A whole month has passed. It feels as if we’re living. It feels as if we’re working. In Jerusalem, those of us who can work try to. But war is everywhere. I can’t bear to turn on the radio. Every song, every advertisement is about the war. Instructions for what to do when a siren sounds. Phone numbers to call in case you’ve been evacuated from your home. Websites to visit if you need psychological support. Organizations to donate to in support of war efforts.

Walking the streets of Jerusalem, there are pictures everywhere of the captives. There are Israeli flags lining the streets, intended to boost morale. Signs saying yachad n’natzeach—together we will win.

Shul, my synagogue community, which is my main source of support and comfort, is also war-filled. The Torah portion read aloud to the congregation this past shabbat was all too resonant. Worried looks and tears everywhere. Every mention of peace in the liturgy screamed out by those who believe or omitted by those who no longer do.

Thirty days after the heinous attacks by Hamas. Thirty days of asking what I can do to alleviate our pain. Thirty days struggling to give answers to my kids who have begun to ask impossible questions. Thirty days of 240 captives in Gaza.

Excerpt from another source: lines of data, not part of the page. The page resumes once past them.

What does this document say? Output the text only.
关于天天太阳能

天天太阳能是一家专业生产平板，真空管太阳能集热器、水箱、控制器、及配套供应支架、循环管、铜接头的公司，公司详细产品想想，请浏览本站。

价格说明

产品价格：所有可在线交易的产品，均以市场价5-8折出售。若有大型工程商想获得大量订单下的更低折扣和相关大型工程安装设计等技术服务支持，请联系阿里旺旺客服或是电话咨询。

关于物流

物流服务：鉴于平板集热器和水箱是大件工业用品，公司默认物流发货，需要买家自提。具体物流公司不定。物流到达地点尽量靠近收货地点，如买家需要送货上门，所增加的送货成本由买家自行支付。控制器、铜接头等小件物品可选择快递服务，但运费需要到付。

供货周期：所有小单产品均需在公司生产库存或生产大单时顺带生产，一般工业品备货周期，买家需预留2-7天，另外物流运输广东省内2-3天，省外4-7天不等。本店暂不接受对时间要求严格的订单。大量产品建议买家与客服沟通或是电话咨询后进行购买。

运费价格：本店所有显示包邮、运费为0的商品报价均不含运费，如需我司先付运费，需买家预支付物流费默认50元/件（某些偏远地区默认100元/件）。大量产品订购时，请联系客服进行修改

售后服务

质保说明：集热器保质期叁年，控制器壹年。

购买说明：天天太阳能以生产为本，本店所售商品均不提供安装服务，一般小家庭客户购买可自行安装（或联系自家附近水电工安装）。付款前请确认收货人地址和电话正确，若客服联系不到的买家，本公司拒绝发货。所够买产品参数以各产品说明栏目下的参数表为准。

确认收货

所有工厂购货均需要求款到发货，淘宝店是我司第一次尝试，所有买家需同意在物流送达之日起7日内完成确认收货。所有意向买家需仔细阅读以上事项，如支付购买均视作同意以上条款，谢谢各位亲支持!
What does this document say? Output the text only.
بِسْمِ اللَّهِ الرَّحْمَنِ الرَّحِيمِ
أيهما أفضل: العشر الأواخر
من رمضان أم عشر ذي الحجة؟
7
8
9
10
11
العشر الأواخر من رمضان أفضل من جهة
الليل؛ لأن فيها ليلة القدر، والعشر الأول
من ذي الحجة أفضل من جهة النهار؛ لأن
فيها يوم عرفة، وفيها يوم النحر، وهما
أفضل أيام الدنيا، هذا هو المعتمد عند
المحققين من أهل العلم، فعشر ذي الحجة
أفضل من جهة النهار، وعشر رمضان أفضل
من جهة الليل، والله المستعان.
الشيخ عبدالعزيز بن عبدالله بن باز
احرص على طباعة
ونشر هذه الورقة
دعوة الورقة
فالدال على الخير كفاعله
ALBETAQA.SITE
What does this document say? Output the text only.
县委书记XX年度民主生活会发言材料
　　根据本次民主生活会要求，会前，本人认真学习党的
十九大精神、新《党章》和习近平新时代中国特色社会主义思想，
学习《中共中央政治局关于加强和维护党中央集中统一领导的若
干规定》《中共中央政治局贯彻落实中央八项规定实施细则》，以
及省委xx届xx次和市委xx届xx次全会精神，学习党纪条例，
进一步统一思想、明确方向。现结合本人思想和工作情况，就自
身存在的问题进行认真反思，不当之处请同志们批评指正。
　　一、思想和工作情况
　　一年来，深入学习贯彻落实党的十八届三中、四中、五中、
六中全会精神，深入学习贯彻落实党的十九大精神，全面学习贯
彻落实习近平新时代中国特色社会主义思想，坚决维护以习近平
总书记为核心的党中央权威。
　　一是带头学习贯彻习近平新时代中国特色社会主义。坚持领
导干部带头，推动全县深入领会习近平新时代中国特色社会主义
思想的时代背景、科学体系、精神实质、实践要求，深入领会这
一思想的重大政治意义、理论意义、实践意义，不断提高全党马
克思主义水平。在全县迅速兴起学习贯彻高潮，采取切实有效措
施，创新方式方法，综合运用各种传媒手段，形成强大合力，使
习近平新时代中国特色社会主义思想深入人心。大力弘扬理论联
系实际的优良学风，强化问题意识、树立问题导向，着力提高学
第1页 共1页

We don’t yet know when this will end, and we certainly don’t know what the aftermath will look like. Not for us individually. Not for our country. And not for our people. But all of us have already begun to ask: What can I do to help? We’ll need to think big and small. We already need to think about how to support building or rebuilding entire communities. We need to work to support families recouping enormous financial losses. We need to provide psychological care to thousands of children, teens, and adults. Beyond the critically important practical needs, we also need to think about how to infuse day-to-day life with ruach, the spirit or breath of life that brings hope and healing. We all need to make even small gestures—listening to a story, singing a song, offering a short word of strength, praying together—that might alleviate, even if momentarily, the overwhelming pain. We will one day begin to breathe together again.

Abi Dauber Sterne is co-author of the book Stories for the Sake of Argument and director of an initiative that harnesses the energy of healthy arguments to help people learn, grow, and develop closer relationships. She held senior leadership roles at international nonprofits and is a Senior Schusterman Fellow and rabbinical student at the Shalom Hartman Institute. She lives in Jerusalem with her spouse and four children.